Multivariate Conformal Prediction using Optimal Transport

TL;DR

This paper introduces OTCP, a novel multivariate conformal prediction method using optimal transport to create distribution-free uncertainty sets in high-dimensional spaces, with demonstrated improvements on regression benchmarks.

Contribution

The paper proposes a new multivariate conformal prediction framework based on optimal transport, addressing the challenge of vector ranking without a canonical order.

Findings

Achieves distribution-free coverage guarantees in multivariate settings.

Demonstrates improved predictive sets on multivariate regression benchmarks.
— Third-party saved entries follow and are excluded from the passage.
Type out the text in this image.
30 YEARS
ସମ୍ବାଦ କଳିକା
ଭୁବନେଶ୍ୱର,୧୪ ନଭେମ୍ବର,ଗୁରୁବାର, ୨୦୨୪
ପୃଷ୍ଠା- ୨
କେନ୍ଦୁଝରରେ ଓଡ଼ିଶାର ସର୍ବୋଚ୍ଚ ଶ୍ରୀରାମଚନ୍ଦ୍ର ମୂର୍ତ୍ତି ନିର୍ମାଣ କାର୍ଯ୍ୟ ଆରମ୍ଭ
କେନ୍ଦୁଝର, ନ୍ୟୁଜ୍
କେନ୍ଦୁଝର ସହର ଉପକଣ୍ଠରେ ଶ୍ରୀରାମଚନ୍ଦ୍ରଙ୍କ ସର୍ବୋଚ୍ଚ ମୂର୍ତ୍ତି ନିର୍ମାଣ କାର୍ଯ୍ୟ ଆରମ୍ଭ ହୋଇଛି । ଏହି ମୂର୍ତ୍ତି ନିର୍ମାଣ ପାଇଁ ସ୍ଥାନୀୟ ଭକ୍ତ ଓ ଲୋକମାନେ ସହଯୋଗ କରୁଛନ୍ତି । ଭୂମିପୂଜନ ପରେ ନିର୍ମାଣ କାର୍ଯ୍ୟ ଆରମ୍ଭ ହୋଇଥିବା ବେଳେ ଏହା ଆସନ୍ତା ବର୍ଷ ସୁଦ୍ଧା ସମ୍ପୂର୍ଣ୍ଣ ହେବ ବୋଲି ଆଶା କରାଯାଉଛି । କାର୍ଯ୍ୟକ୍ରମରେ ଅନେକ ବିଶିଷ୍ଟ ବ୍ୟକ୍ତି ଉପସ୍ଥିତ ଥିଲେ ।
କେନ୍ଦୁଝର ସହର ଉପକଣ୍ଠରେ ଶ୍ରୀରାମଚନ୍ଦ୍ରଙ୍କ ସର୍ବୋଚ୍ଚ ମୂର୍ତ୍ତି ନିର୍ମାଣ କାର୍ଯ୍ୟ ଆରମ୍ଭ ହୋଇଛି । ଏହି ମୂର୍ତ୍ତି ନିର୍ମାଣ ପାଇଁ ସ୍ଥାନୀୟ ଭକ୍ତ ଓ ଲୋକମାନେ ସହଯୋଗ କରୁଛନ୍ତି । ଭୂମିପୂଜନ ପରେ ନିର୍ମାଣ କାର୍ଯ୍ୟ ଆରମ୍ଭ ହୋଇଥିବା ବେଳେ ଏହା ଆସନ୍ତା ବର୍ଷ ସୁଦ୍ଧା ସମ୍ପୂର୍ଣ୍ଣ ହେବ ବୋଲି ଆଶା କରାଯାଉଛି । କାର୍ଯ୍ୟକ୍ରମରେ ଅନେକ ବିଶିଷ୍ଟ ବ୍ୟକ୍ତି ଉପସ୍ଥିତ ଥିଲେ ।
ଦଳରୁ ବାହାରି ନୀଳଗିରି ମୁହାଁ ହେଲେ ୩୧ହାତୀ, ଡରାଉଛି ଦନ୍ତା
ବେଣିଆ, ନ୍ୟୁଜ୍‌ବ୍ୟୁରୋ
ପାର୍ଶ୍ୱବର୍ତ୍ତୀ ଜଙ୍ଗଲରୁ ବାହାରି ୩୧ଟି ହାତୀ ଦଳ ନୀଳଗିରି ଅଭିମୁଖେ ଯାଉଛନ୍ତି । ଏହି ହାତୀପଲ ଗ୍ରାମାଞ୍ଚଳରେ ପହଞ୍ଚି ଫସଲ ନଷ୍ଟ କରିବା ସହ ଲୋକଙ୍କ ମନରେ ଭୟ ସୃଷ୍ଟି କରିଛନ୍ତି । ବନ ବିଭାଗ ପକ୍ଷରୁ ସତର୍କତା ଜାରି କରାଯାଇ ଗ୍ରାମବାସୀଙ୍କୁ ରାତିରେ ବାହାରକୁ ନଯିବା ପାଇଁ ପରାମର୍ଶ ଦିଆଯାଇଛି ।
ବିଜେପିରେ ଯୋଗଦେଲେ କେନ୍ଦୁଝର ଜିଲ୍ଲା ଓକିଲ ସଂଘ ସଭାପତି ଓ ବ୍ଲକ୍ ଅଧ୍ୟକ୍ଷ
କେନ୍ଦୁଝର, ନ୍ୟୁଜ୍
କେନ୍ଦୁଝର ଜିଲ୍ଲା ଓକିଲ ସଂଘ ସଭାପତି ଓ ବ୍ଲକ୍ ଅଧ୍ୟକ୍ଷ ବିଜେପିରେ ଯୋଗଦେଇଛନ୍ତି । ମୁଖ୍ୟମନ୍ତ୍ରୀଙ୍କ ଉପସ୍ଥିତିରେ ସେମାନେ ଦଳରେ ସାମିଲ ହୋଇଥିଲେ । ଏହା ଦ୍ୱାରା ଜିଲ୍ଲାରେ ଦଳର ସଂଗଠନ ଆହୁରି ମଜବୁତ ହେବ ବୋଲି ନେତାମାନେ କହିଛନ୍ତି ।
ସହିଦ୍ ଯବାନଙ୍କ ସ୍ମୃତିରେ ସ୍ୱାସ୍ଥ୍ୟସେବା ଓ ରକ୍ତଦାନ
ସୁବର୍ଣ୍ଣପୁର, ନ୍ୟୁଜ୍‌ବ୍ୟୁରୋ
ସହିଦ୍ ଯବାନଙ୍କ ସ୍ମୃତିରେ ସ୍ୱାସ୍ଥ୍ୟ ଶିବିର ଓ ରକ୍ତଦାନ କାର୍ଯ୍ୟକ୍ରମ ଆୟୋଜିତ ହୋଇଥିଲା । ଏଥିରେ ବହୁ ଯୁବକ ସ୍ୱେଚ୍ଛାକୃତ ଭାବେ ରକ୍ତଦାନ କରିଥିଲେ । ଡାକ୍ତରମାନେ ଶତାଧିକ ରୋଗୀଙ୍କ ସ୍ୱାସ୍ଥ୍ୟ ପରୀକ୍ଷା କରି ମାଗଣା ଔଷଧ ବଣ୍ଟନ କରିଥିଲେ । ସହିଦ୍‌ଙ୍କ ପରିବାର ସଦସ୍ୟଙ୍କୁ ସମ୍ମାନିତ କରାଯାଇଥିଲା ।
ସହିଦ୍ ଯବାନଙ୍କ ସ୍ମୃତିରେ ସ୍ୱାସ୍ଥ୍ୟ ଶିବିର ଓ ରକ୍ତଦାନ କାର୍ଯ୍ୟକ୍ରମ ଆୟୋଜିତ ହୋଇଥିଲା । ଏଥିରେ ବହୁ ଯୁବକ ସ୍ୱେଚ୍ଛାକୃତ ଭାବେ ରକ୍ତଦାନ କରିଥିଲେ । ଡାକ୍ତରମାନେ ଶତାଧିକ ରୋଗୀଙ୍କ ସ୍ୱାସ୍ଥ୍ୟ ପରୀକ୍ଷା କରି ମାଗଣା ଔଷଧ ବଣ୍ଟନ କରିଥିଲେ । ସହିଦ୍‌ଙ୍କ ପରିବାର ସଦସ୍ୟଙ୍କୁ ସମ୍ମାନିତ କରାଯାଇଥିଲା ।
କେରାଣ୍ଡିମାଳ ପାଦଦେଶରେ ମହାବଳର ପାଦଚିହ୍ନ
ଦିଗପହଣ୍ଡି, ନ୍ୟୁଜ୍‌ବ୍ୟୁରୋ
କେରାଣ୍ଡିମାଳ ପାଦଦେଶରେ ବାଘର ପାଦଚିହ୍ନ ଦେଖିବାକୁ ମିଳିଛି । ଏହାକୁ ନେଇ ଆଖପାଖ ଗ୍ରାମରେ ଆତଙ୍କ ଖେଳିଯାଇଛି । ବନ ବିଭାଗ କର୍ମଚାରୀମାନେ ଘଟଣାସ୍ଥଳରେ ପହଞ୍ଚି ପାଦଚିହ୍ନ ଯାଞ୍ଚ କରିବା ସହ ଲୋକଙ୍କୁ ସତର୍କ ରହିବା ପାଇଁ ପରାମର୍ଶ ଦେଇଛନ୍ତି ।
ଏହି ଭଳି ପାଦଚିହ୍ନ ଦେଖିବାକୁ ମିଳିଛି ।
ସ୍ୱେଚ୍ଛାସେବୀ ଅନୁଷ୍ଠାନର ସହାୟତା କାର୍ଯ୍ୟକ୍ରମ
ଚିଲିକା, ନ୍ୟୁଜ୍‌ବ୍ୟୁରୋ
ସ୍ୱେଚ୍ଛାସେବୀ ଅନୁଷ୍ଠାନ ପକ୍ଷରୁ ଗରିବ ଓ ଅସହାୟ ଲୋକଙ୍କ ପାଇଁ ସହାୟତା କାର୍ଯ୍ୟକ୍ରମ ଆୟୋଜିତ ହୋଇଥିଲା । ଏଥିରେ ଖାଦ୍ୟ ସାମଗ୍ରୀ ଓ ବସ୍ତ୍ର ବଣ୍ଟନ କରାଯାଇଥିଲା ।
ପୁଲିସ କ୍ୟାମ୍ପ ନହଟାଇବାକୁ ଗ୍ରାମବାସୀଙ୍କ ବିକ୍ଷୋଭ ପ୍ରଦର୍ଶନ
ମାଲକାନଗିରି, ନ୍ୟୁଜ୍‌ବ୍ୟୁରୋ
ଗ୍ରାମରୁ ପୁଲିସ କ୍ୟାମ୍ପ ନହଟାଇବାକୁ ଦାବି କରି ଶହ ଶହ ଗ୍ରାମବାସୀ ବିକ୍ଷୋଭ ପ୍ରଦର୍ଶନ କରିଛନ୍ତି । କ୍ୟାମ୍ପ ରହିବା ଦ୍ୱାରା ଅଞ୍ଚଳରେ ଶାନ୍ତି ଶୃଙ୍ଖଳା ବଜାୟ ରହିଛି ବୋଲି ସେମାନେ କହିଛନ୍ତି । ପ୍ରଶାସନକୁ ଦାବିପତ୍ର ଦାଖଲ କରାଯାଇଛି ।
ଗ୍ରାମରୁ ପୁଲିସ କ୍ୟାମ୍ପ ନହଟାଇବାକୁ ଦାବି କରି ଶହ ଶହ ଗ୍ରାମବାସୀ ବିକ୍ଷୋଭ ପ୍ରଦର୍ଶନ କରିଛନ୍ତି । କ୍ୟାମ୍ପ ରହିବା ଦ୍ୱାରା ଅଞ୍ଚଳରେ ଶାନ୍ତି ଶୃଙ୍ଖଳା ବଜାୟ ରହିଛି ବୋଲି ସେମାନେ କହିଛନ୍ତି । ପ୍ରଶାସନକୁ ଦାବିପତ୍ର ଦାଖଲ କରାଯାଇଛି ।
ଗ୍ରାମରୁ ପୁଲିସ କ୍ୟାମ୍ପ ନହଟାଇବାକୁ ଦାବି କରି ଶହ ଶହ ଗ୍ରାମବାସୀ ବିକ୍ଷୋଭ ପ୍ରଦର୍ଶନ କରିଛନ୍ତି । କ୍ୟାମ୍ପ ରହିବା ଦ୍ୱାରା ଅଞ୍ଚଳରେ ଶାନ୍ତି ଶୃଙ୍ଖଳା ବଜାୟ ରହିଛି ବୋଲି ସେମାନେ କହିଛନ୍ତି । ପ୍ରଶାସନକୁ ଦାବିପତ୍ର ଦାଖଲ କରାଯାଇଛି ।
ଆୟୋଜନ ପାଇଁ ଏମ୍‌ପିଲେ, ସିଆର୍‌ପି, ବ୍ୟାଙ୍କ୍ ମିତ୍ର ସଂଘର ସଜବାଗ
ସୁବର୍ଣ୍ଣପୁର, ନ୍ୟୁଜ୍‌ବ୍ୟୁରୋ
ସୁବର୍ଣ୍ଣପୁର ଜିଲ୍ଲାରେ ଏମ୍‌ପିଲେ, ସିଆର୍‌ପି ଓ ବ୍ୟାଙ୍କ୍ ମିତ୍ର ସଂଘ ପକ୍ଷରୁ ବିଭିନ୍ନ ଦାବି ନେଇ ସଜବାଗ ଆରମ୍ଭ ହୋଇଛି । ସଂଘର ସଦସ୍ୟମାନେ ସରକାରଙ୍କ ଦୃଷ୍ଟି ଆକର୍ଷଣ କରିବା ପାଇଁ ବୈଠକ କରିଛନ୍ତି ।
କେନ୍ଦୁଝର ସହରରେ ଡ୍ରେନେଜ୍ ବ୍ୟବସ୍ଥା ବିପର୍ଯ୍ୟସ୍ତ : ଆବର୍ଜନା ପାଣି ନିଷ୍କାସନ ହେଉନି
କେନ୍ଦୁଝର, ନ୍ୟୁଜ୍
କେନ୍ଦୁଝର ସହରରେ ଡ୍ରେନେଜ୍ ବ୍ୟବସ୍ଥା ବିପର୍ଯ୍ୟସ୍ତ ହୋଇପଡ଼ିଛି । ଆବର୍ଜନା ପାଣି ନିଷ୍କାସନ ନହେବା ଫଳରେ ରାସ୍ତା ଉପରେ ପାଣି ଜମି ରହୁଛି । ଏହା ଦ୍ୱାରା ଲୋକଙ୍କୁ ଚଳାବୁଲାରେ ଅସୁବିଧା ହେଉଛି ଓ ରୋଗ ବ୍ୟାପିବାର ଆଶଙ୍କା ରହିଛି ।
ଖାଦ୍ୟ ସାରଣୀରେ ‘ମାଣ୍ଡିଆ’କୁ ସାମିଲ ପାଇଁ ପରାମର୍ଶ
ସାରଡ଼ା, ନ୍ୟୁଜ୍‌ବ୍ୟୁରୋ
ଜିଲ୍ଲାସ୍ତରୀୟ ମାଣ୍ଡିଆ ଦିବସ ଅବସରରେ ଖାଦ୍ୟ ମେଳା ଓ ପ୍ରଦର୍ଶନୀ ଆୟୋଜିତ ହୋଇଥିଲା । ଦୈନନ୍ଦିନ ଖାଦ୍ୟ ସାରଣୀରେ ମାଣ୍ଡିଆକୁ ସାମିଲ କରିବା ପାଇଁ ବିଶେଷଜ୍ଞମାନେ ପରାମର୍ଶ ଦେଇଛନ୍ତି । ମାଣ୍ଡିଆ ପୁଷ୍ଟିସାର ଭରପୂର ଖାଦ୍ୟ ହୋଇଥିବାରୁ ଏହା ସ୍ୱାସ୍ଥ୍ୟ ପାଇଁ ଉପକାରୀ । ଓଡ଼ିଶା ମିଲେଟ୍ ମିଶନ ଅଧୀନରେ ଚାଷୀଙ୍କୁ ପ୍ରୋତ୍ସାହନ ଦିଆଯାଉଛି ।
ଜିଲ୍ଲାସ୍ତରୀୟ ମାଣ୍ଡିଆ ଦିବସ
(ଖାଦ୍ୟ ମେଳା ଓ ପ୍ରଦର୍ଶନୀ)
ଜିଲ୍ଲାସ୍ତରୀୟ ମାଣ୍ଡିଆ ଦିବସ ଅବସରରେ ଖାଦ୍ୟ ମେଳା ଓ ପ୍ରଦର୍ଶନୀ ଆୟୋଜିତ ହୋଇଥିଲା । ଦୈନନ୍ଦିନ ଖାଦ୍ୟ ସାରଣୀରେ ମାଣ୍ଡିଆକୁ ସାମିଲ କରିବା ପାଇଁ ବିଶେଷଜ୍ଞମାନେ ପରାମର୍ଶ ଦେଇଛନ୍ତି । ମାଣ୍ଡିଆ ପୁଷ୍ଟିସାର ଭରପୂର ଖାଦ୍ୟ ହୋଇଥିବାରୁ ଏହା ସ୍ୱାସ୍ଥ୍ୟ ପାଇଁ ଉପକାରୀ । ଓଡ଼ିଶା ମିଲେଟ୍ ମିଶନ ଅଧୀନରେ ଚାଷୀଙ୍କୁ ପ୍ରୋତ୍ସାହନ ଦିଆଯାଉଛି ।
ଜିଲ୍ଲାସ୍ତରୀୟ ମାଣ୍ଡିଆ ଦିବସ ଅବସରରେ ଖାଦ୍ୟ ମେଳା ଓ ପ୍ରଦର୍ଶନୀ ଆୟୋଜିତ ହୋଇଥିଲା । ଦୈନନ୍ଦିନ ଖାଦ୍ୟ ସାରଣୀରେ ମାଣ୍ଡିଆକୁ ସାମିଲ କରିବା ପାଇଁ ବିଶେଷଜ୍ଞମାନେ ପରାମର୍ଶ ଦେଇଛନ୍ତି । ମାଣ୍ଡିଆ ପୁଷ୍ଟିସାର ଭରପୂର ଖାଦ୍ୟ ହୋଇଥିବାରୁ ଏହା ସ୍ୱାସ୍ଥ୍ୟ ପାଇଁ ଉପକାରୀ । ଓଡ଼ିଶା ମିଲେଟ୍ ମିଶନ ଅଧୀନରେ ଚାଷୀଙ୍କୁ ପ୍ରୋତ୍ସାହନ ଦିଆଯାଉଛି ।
Analyzes computational and statistical trade-offs in OT-based conformity scores.

Abstract

Conformal prediction (CP) quantifies the uncertainty of machine learning models by constructing sets of plausible outputs. These sets are constructed by leveraging a so-called conformity score, a quantity computed using the input point of interest, a prediction model, and past observations. CP sets are then obtained by evaluating the conformity score of all possible outputs, and selecting them according to the rank of their scores. Due to this ranking step, most CP approaches rely on a score functions that are univariate. The challenge in extending these scores to multivariate spaces lies in the fact that no canonical order for vectors exists. To address this, we leverage a natural extension of multivariate score ranking based on optimal transport (OT). Our method, OTCP, offers a principled framework for constructing conformal prediction sets in multidimensional settings, preserving distribution-free coverage guarantees with finite data samples. We demonstrate tangible gains in a benchmark dataset of multivariate regression problems and address computational \& statistical trade-offs that arise when estimating conformity scores through OT maps.